Search -
Uncle Tungsten: Memories of a Chemical Boyhood
Uncle Tungsten Memories of a Chemical Boyhood Author:Oliver Sacks From his earliest days, Oliver Sacks, the distinguished neurologist who is also one of the most remarkable storytellers of our time, was irresistibly drawn to understanding the natural world. Born into a large family of doctors, metallurgists, chemists, physicists, and teachers, his curiosity was encouraged and abetted by aunts, uncles, parents,... more » and older brothers. But soon after his sixth birthday, the Second World War broke out and he was evacuated from London, as were hundreds of thousands of children, to escape the bombing. Exiled to a school that rivaled Dickens's grimmest, fed on a steady diet of turnips and beetroots, tormented by a sadistic headmaster, and allowed home only once in four years, he felt desolate and abandoned.
When he returned to London in 1943 at the age of ten, he was a changed, withdrawn boy, one who desperately needed order to make sense of his life. He was sustained by his secret passions: for numbers, for metals, and for finding patterns in the world around him. Under the tutelage of his "chemical" uncle, Uncle Tungsten, Sacks began to experiment with "the stinks and bangs" that almost define a first entry into chemistry: tossing sodium off a bridge to see it take fire in the water below; producing billowing clouds of noxious-smelling chemicals in his home lab. As his interests spread to investigations of batteries and bulbs, vacuum tubes and photography, he discovered his first great scientific heroes, men and women whose genius lay in understanding the hidden order of things and disclosing the forces that sustain and support the tangible world. There was Humphry Davy, the boyish chemist who delighted in sending flaming globules of metal shooting across his lab; Marie Curie, whose heroic efforts in isolating radium would ultimately lead to the unlocking of the secrets of the atom; and Dmitri Mendeleev, inventor of the periodic table, whose pursuit of the classification of elements unfolds like a detective story.

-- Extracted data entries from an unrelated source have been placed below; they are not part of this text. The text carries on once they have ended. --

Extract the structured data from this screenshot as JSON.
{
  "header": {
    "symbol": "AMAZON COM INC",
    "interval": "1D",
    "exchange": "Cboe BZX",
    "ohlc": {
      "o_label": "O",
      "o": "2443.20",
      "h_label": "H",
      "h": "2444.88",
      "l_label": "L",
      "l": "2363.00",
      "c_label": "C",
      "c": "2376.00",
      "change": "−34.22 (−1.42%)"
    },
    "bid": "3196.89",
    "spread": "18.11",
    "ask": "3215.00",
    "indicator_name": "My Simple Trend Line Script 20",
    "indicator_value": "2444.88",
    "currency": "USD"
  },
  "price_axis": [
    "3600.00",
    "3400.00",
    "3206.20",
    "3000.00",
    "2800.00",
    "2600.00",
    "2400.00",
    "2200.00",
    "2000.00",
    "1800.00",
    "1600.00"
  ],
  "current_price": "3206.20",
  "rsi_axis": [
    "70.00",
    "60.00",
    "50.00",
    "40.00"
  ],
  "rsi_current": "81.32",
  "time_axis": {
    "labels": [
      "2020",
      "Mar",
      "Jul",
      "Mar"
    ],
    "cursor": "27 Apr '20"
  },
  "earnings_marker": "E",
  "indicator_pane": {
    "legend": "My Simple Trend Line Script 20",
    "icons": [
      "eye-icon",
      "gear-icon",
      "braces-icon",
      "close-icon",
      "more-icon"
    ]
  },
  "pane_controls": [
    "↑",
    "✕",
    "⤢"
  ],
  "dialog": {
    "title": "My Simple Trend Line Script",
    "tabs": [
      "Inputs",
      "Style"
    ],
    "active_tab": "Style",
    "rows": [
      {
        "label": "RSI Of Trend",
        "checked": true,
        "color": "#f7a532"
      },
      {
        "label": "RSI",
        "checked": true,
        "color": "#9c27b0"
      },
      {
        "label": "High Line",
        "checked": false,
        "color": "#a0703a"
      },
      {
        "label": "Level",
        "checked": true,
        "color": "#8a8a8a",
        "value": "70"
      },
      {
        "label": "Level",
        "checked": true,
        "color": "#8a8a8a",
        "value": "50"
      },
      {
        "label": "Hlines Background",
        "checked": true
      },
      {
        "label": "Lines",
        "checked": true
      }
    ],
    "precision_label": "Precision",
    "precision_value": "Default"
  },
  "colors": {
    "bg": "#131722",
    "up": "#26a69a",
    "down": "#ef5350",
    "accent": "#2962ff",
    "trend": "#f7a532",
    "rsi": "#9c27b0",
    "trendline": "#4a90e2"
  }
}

Uncle Tungsten vividly evokes a time when virtual reality had not yet displaced a hands-on knowledge of the world. It draws us into a journey of discovery that reveals, through the enchantment and wonder of a childhood passion, the birth of an extraordinary and original mind.« less
Oliver Sacks' autobiography leads us on a tour of the development of a "scientific" brain, from reminiscences of his large and quirky family in London to a Dickensian boarding school during the Blitz bombings to his awakening love of chemistry. It is part memoir, part paean to the symmetry and infinite beauty of science. Funny, sad, tragic and inspiring by turns, it reveals how Sacks became both a scientist and a caring human.
Sacks describes how his experiences as a boy were twined around a fascination with chemistry. His family members were deeply involved in science and his parents evem encouraged him to set up his own lab and recreate famous experiments - as well as his own. This book is full of the wonder of a child at the vivid world he discovered in his own magic garden. Along the way we learn a lot about the history of chemistry and discoveries. This isn't like any other autobiography I've read. It's not so much about the events and people in his world (although they are there) as about the workings of a young mind. I wish he had included more about how the inner illumination of a child's curiosity and rapture is transmuted at puberty, but his recounting of it is full of wonder.
I greatly enjoyed _The Man Who Mistook His Wife For A Hat_, but this book, simply put, was too dull for me. I don't have an interest in chemistry so that alone should have stopped me from buying the book, but I thought that my interest in him, plus WWII London would be more than enough to interest me in this... unfortunately, WWII London serves as little more than a backdrop to a rather small portion of the book. And for all of the effort that he put into chemistry as a child, the end, it was a shock at the end the ease in which he abandoned it. I guess I really don't know how I feel about the book... some sections were just very slow moving for me and I didn't really have anything to relate to or a common interest in it. There were a few funny anecdotes, but not really enough. I even toyed with the idea of not finishing it for an hour or so. I am glad I finished it, but really, this is a book best suited for science buffs, not history buffs.